Guest article: Matt Baldwin, Coast
Professional services firms are prolific creators of content. It has been the bedrock of marketing and business development activity for decades.
Content hubs offer a wide range of thought leadership, technical updates, white papers, blogs, press releases, podcasts and video. It is a glorious and often jumbled mix of genuinely fascinating and valued insights along with, well, a lot of padding.
That firms continue with this is quite understandable.
It gives their people the insights and tools they need to start new conversations with clients, prospects and intermediaries, and helps strengthen those relationships.
It is a powerful way to demonstrate a firm’s expertise and culture, putting individuals and teams under the spotlight. It brings ownership and pride to those creating and sharing these insights, and is often the foundation for media relations programmes.
Some professional services firms, it could be argued, increasingly look like publishing businesses. But unlike a publishing business, there is rarely anyone in the role of an editor.
Marketers will, of course, help create these insights, often writing them and certainly ‘editing’ content before it is published and shared. But that is a very different function from an editor.
Where is the controlling voice that decides what clients, prospects, intermediaries and future talent need to see, read or listen to? For most firms, that role simply doesn’t exist.

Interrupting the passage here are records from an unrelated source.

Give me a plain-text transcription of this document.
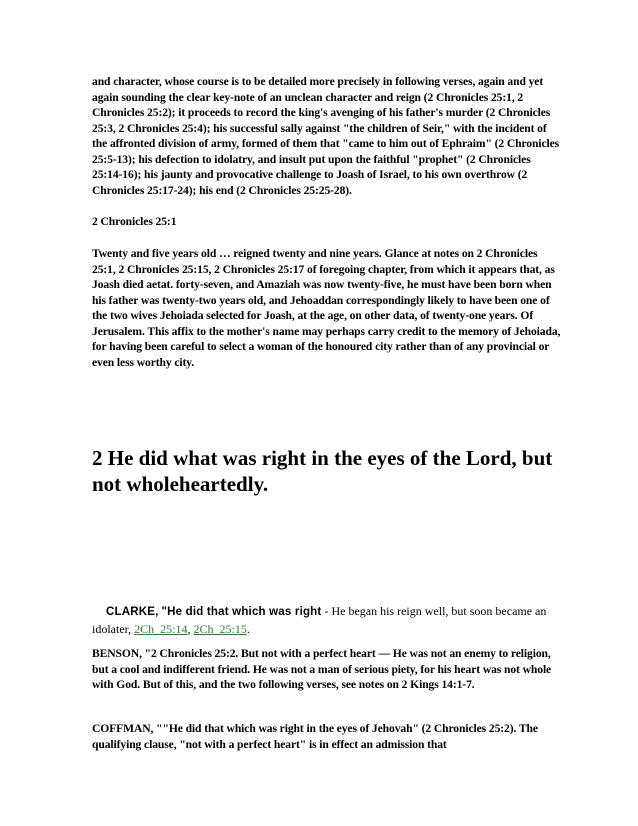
and character, whose course is to be detailed more precisely in following verses, again and yet again sounding the clear key-note of an unclean character and reign (2 Chronicles 25:1, 2 Chronicles 25:2); it proceeds to record the king's avenging of his father's murder (2 Chronicles 25:3, 2 Chronicles 25:4); his successful sally against "the children of Seir," with the incident of the affronted division of army, formed of them that "came to him out of Ephraim" (2 Chronicles 25:5-13); his defection to idolatry, and insult put upon the faithful "prophet" (2 Chronicles 25:14-16); his jaunty and provocative challenge to Joash of Israel, to his own overthrow (2 Chronicles 25:17-24); his end (2 Chronicles 25:25-28).

2 Chronicles 25:1

Twenty and five years old … reigned twenty and nine years. Glance at notes on 2 Chronicles 25:1, 2 Chronicles 25:15, 2 Chronicles 25:17 of foregoing chapter, from which it appears that, as Joash died aetat. forty-seven, and Amaziah was now twenty-five, he must have been born when his father was twenty-two years old, and Jehoaddan correspondingly likely to have been one of the two wives Jehoiada selected for Joash, at the age, on other data, of twenty-one years. Of Jerusalem. This affix to the mother's name may perhaps carry credit to the memory of Jehoiada, for having been careful to select a woman of the honoured city rather than of any provincial or even less worthy city.

2 He did what was right in the eyes of the Lord, but not wholeheartedly.

CLARKE, "He did that which was right - He began his reign well, but soon became an idolater, 2Ch_25:14, 2Ch_25:15.

BENSON, "2 Chronicles 25:2. But not with a perfect heart — He was not an enemy to religion, but a cool and indifferent friend. He was not a man of serious piety, for his heart was not whole with God. But of this, and the two following verses, see notes on 2 Kings 14:1-7.

COFFMAN, ""He did that which was right in the eyes of Jehovah" (2 Chronicles 25:2). The qualifying clause, "not with a perfect heart" is in effect an admission that
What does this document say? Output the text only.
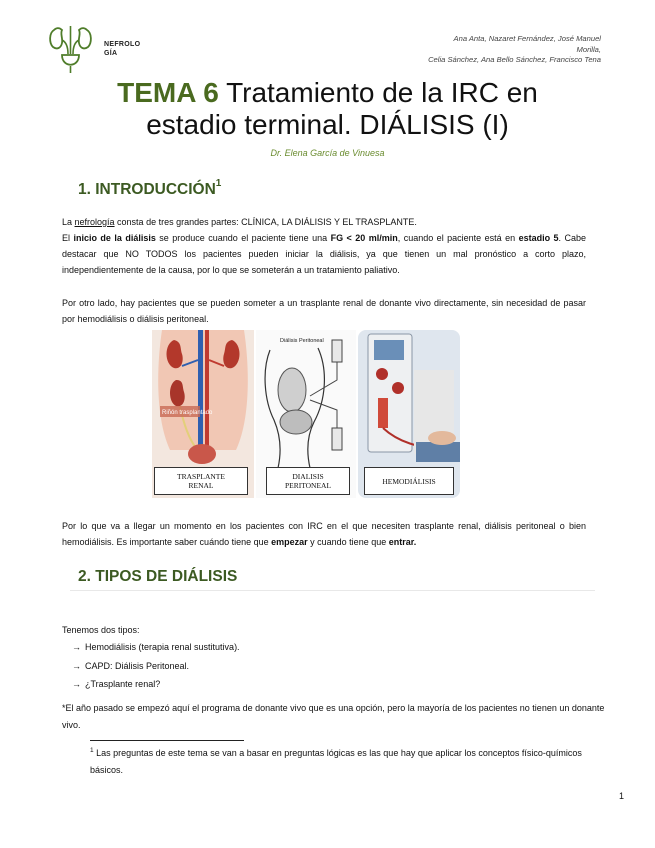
NEFROLO
GÍA
Ana Anta, Nazaret Fernández, José Manuel
Morilla,
Celia Sánchez, Ana Bello Sánchez, Francisco Tena
TEMA 6 Tratamiento de la IRC en
estadio terminal. DIÁLISIS (I)
Dr. Elena García de Vinuesa
1. INTRODUCCIÓN$^1$
La nefrología consta de tres grandes partes: CLÍNICA, LA DIÁLISIS Y EL TRASPLANTE.
El inicio de la diálisis se produce cuando el paciente tiene una FG < 20 ml/min, cuando el paciente está en estadio 5. Cabe destacar que NO TODOS los pacientes pueden iniciar la diálisis, ya que tienen un mal pronóstico a corto plazo, independientemente de la causa, por lo que se someterán a un tratamiento paliativo.
Por otro lado, hay pacientes que se pueden someter a un trasplante renal de donante vivo directamente, sin necesidad de pasar por hemodiálisis o diálisis peritoneal.
Riñón trasplantado
TRASPLANTE
RENAL
Diálisis Peritoneal
DIALISIS
PERITONEAL	HEMODIÁLISIS
Por lo que va a llegar un momento en los pacientes con IRC en el que necesiten trasplante renal, diálisis peritoneal o bien hemodiálisis. Es importante saber cuándo tiene que empezar y cuando tiene que entrar.
2. TIPOS DE DIÁLISIS
Tenemos dos tipos:
→ Hemodiálisis (terapia renal sustitutiva).
→ CAPD: Diálisis Peritoneal.
→ ¿Trasplante renal?
*El año pasado se empezó aquí el programa de donante vivo que es una opción, pero la mayoría de los pacientes no tienen un donante vivo.
$^1$ Las preguntas de este tema se van a basar en preguntas lógicas es las que hay que aplicar los conceptos físico-químicos básicos.
1
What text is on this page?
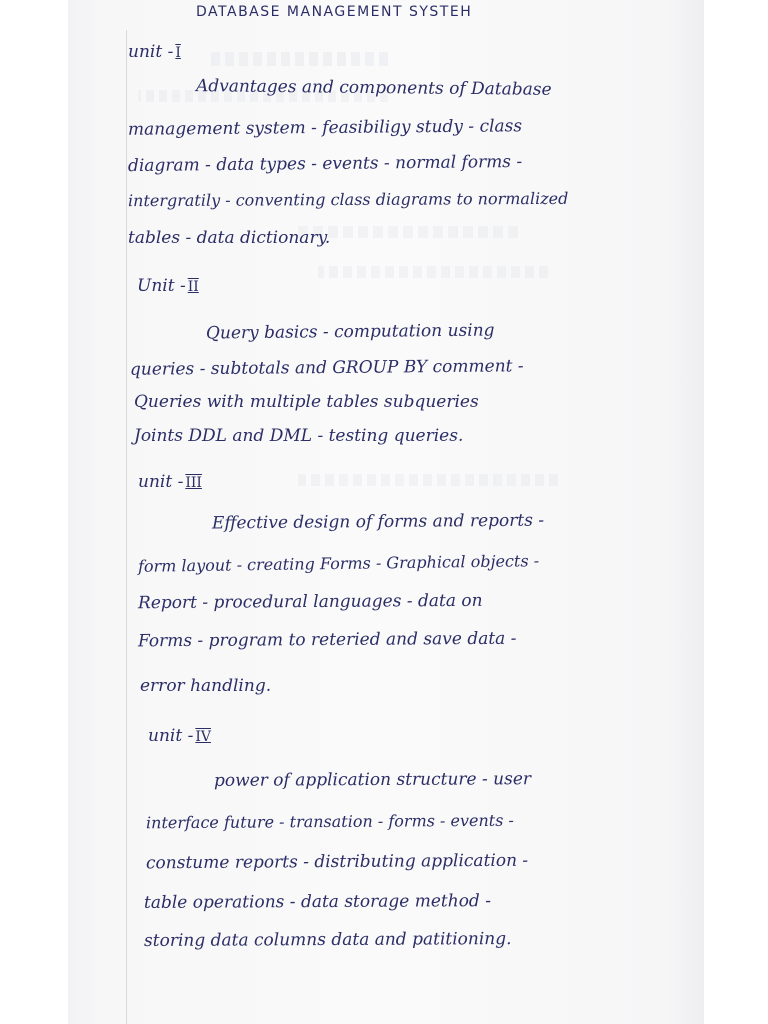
DATABASE MANAGEMENT SYSTEH
unit - I
Advantages and components of Database
management system - feasibiligy study - class
diagram - data types - events - normal forms -
intergratily - conventing class diagrams to normalized
tables - data dictionary.
Unit - II
Query basics - computation using
queries - subtotals and GROUP BY comment -
Queries with multiple tables subqueries
Joints DDL and DML - testing queries.
unit - III
Effective design of forms and reports -
form layout - creating Forms - Graphical objects -
Report - procedural languages - data on
Forms - program to reteried and save data -
error handling.
unit - IV
power of application structure - user
interface future - transation - forms - events -
constume reports - distributing application -
table operations - data storage method -
storing data columns data and patitioning.
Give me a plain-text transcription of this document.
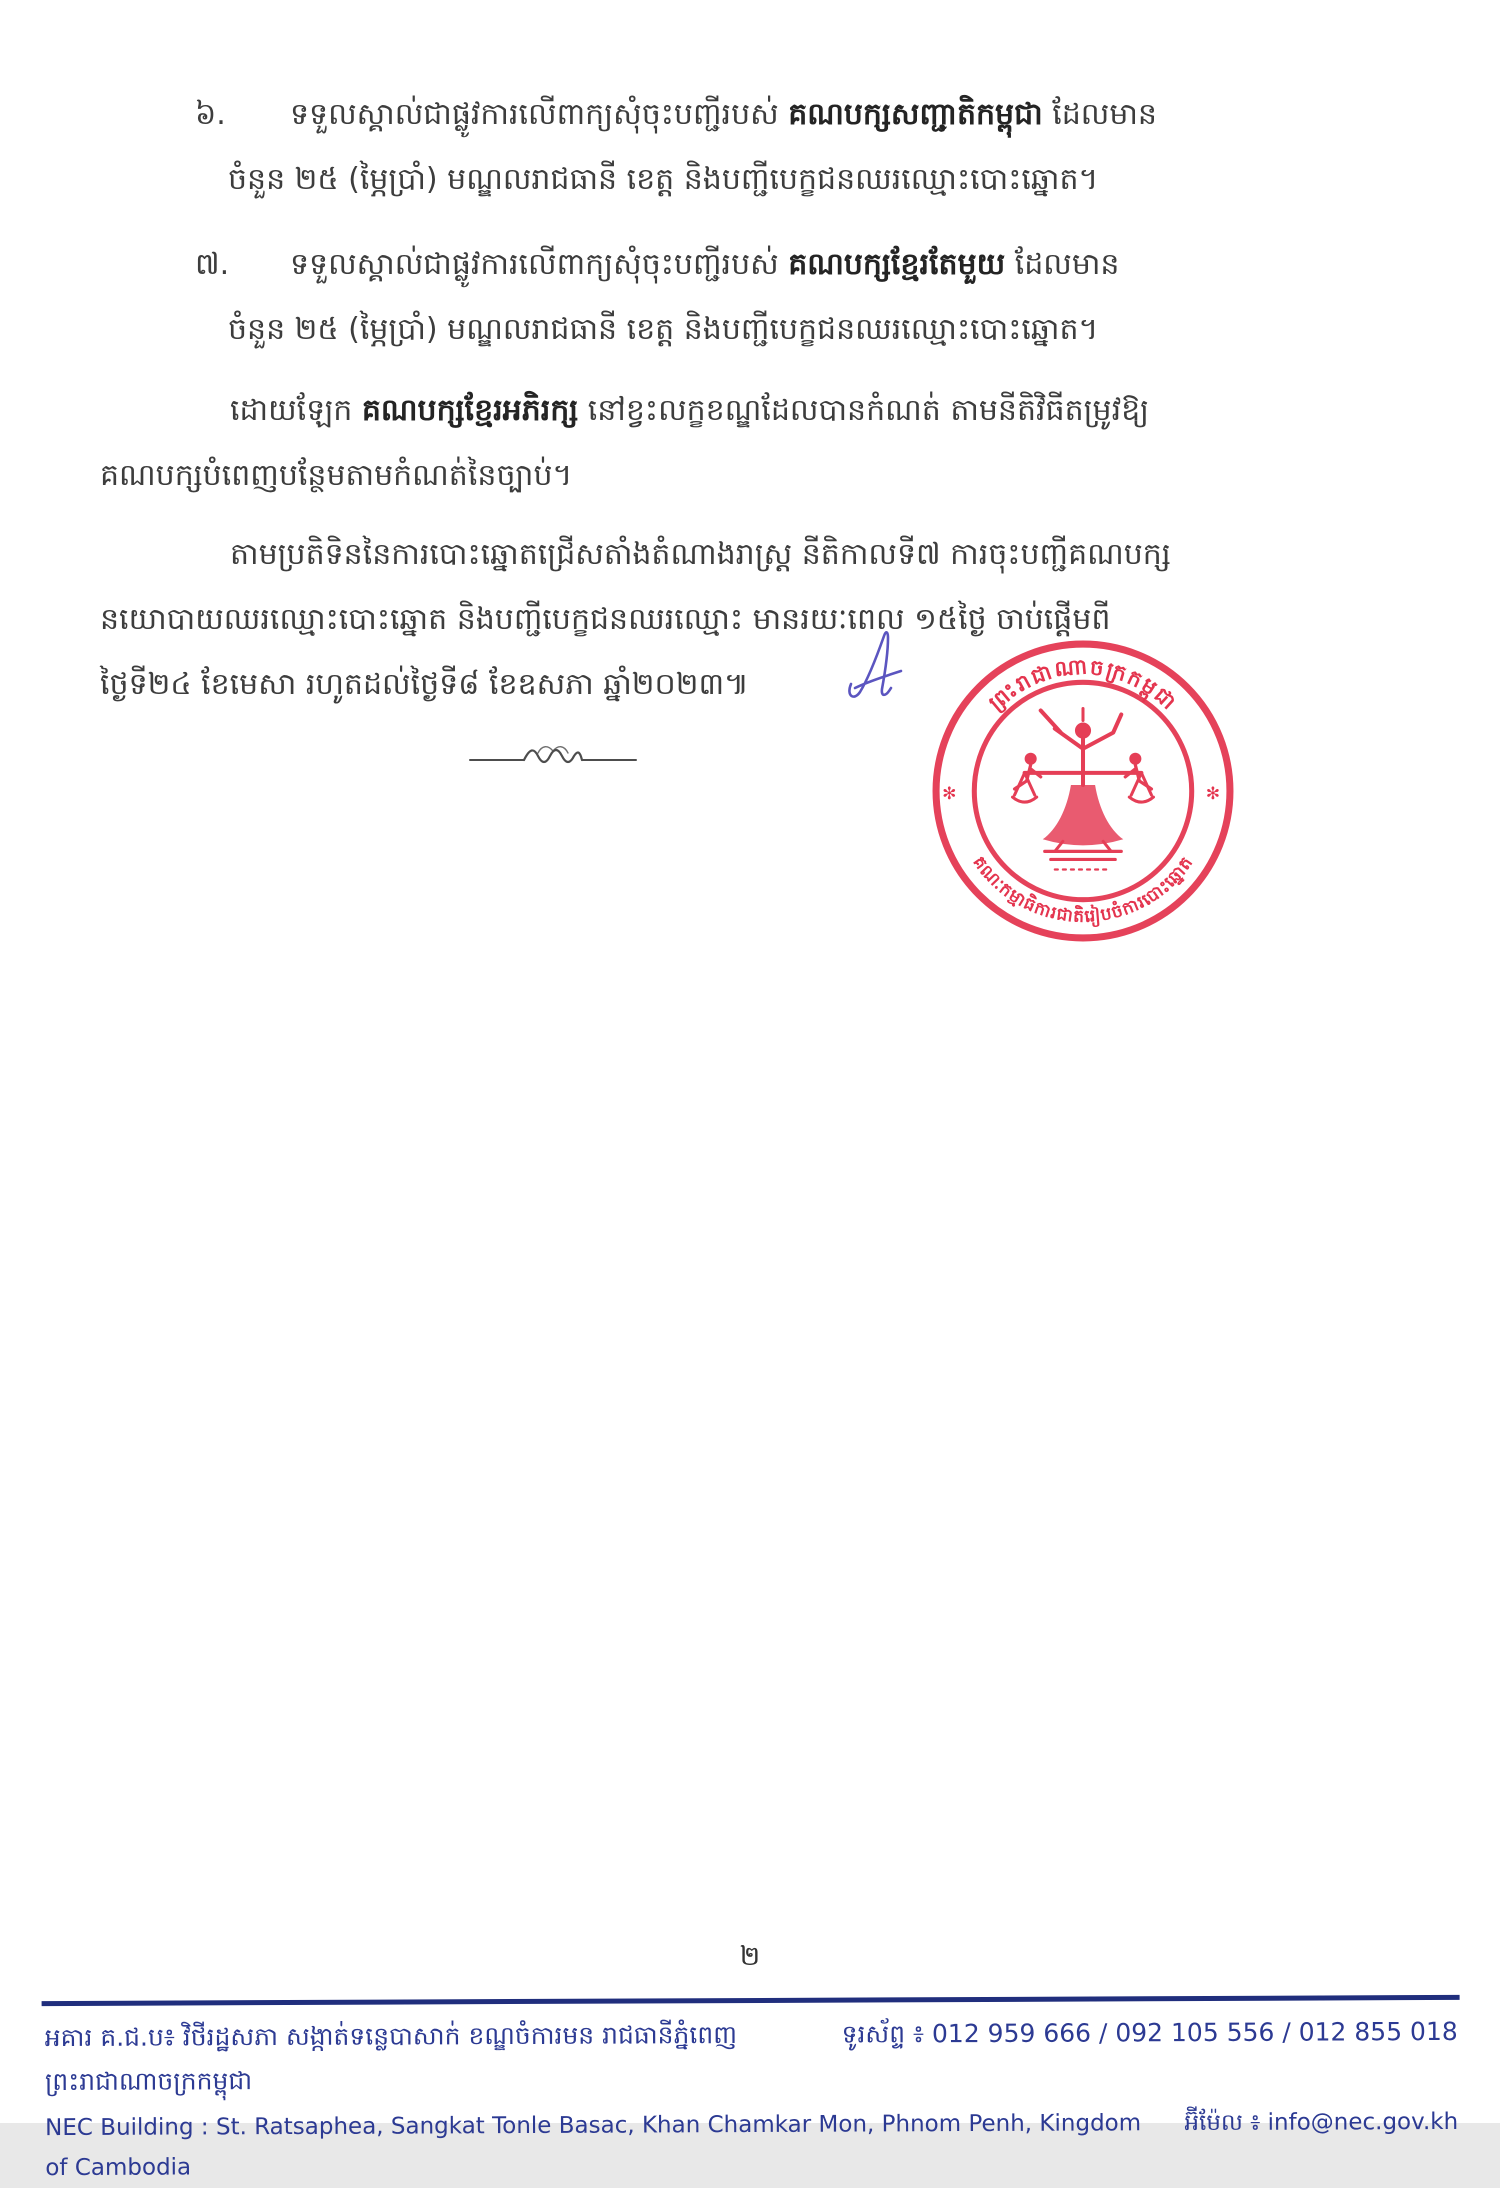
៦.	ទទួលស្គាល់ជាផ្លូវការលើពាក្យសុំចុះបញ្ជីរបស់ គណបក្សសញ្ជាតិកម្ពុជា ដែលមាន
ចំនួន ២៥ (ម្ភៃប្រាំ) មណ្ឌលរាជធានី ខេត្ត និងបញ្ជីបេក្ខជនឈរឈ្មោះបោះឆ្នោត។
៧.	ទទួលស្គាល់ជាផ្លូវការលើពាក្យសុំចុះបញ្ជីរបស់ គណបក្សខ្មែរតែមួយ ដែលមាន
ចំនួន ២៥ (ម្ភៃប្រាំ) មណ្ឌលរាជធានី ខេត្ត និងបញ្ជីបេក្ខជនឈរឈ្មោះបោះឆ្នោត។
ដោយឡែក គណបក្សខ្មែរអភិរក្ស នៅខ្វះលក្ខខណ្ឌដែលបានកំណត់ តាមនីតិវិធីតម្រូវឱ្យ
គណបក្សបំពេញបន្ថែមតាមកំណត់នៃច្បាប់។
តាមប្រតិទិននៃការបោះឆ្នោតជ្រើសតាំងតំណាងរាស្ត្រ នីតិកាលទី៧ ការចុះបញ្ជីគណបក្ស
នយោបាយឈរឈ្មោះបោះឆ្នោត និងបញ្ជីបេក្ខជនឈរឈ្មោះ មានរយៈពេល ១៥ថ្ងៃ ចាប់ផ្ដើមពី
ថ្ងៃទី២៤ ខែមេសា រហូតដល់ថ្ងៃទី៨ ខែឧសភា ឆ្នាំ២០២៣៕	ព្រះរាជាណាចក្រកម្ពុជា
គណៈកម្មាធិការជាតិរៀបចំការបោះឆ្នោត
✻	✻
២
អគារ គ.ជ.ប៖ វិថីរដ្ឋសភា សង្កាត់ទន្លេបាសាក់ ខណ្ឌចំការមន រាជធានីភ្នំពេញ ព្រះរាជាណាចក្រកម្ពុជា
ទូរស័ព្ទ ៖ 012 959 666 / 092 105 556 / 012 855 018
NEC Building : St. Ratsaphea, Sangkat Tonle Basac, Khan Chamkar Mon, Phnom Penh, Kingdom of Cambodia
អ៊ីម៉ែល ៖ info@nec.gov.kh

That is perhaps because of the inherent tension between marketing and the subject matter experts. How can anyone in marketing really understand what has taken a lawyer or accountant 10 or 20 years to learn?
It has seen many firms adopt a spray-and-pray approach with their content. If we through enough of this stuff out there, surely some will stick. It doesn’t.
It is time for firms to appoint an editor.
That role should sit firmly in your comms team. They know what themes are likely to best land with clients and the most impactful channels. Importantly, they have that wider perspective of how content will sit alongside other marketing campaigns and programmes.
A firm’s comms and PR team are not just there to create and shape content and media campaigns; they are the guardians of how a firm is perceived. And in a world where we are bombarded with hundreds, if not thousands, of messages daily, firms need to ensure their content counts.
It is, after all, the editors and not the individual writers who decide what runs in their print and broadcast outlets. And so it should be for most professional services firms.
Matt Baldwin is the co-founder of Coast Communications, a media relations and communications consultancy.